Neuromorphic Spiking Ring Attractor for Proprioceptive Joint-State Estimation
It provides a compact, hardware-compatible solution for stable internal state estimation in resource-constrained robotic systems, addressing a known bottleneck in neuromorphic proprioception.
The paper introduces a neuromorphic spiking ring-attractor network for proprioceptive joint-angle estimation in robots, achieving reduced drift and improved accuracy near joint limits compared to unbounded models, with multi-second stability and near-linear velocity modulation.

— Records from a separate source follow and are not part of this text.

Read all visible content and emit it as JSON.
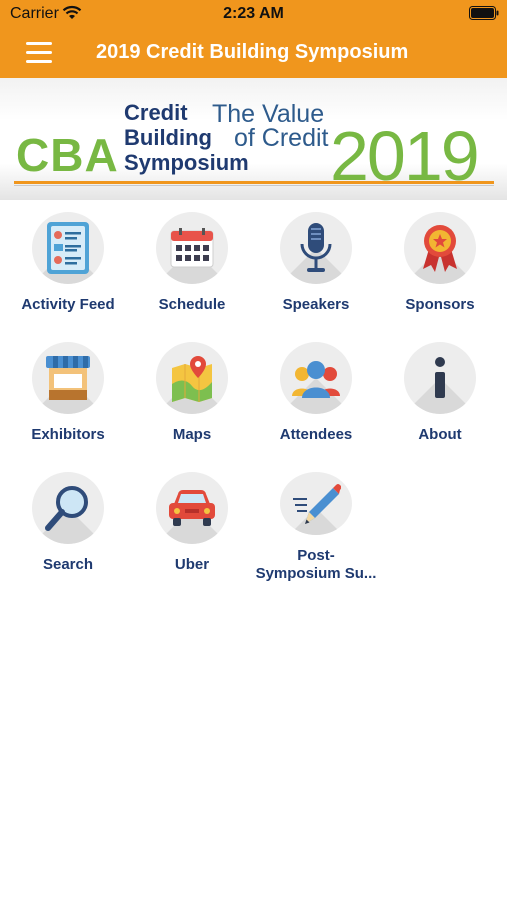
{
  "status_bar": {
    "carrier": "Carrier",
    "time": "2:23 AM"
  },
  "header": {
    "title": "2019 Credit Building Symposium"
  },
  "banner": {
    "org": "CBA",
    "event_lines": [
      "Credit",
      "Building",
      "Symposium"
    ],
    "tagline_lines": [
      "The Value",
      "of Credit"
    ],
    "year": "2019"
  },
  "menu": [
    {
      "label": "Activity Feed",
      "icon": "activity-feed-icon"
    },
    {
      "label": "Schedule",
      "icon": "calendar-icon"
    },
    {
      "label": "Speakers",
      "icon": "microphone-icon"
    },
    {
      "label": "Sponsors",
      "icon": "ribbon-badge-icon"
    },
    {
      "label": "Exhibitors",
      "icon": "booth-icon"
    },
    {
      "label": "Maps",
      "icon": "map-pin-icon"
    },
    {
      "label": "Attendees",
      "icon": "people-icon"
    },
    {
      "label": "About",
      "icon": "info-icon"
    },
    {
      "label": "Search",
      "icon": "magnifier-icon"
    },
    {
      "label": "Uber",
      "icon": "car-icon"
    },
    {
      "label": "Post-Symposium Su...",
      "icon": "pencil-survey-icon"
    }
  ],
  "colors": {
    "brand_orange": "#f0961d",
    "label_navy": "#1f3a70",
    "logo_green": "#78b843"
  }
}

Maintaining stable internal representations of continuous variables is fundamental for effective robotic control. Continuous attractor networks provide a biologically inspired mechanism for encoding such variables, yet neuromorphic realizations have rarely addressed proprioceptive estimation under resource constraints. This work introduces a spiking ring-attractor network representing a robot joint angle through self-sustaining population activity. Local excitation and broad inhibition support a stable activity bump, while velocity-modulated asymmetries drive its translation and boundary conditions confine motion within mechanical limits. The network reproduces smooth trajectory tracking and remains stable near joint limits, showing reduced drift and improved accuracy compared to unbounded models. Such compact hardware-compatible implementation preserves multi-second stability demonstrating a near-linear relationship between bump velocity and synaptic modulation.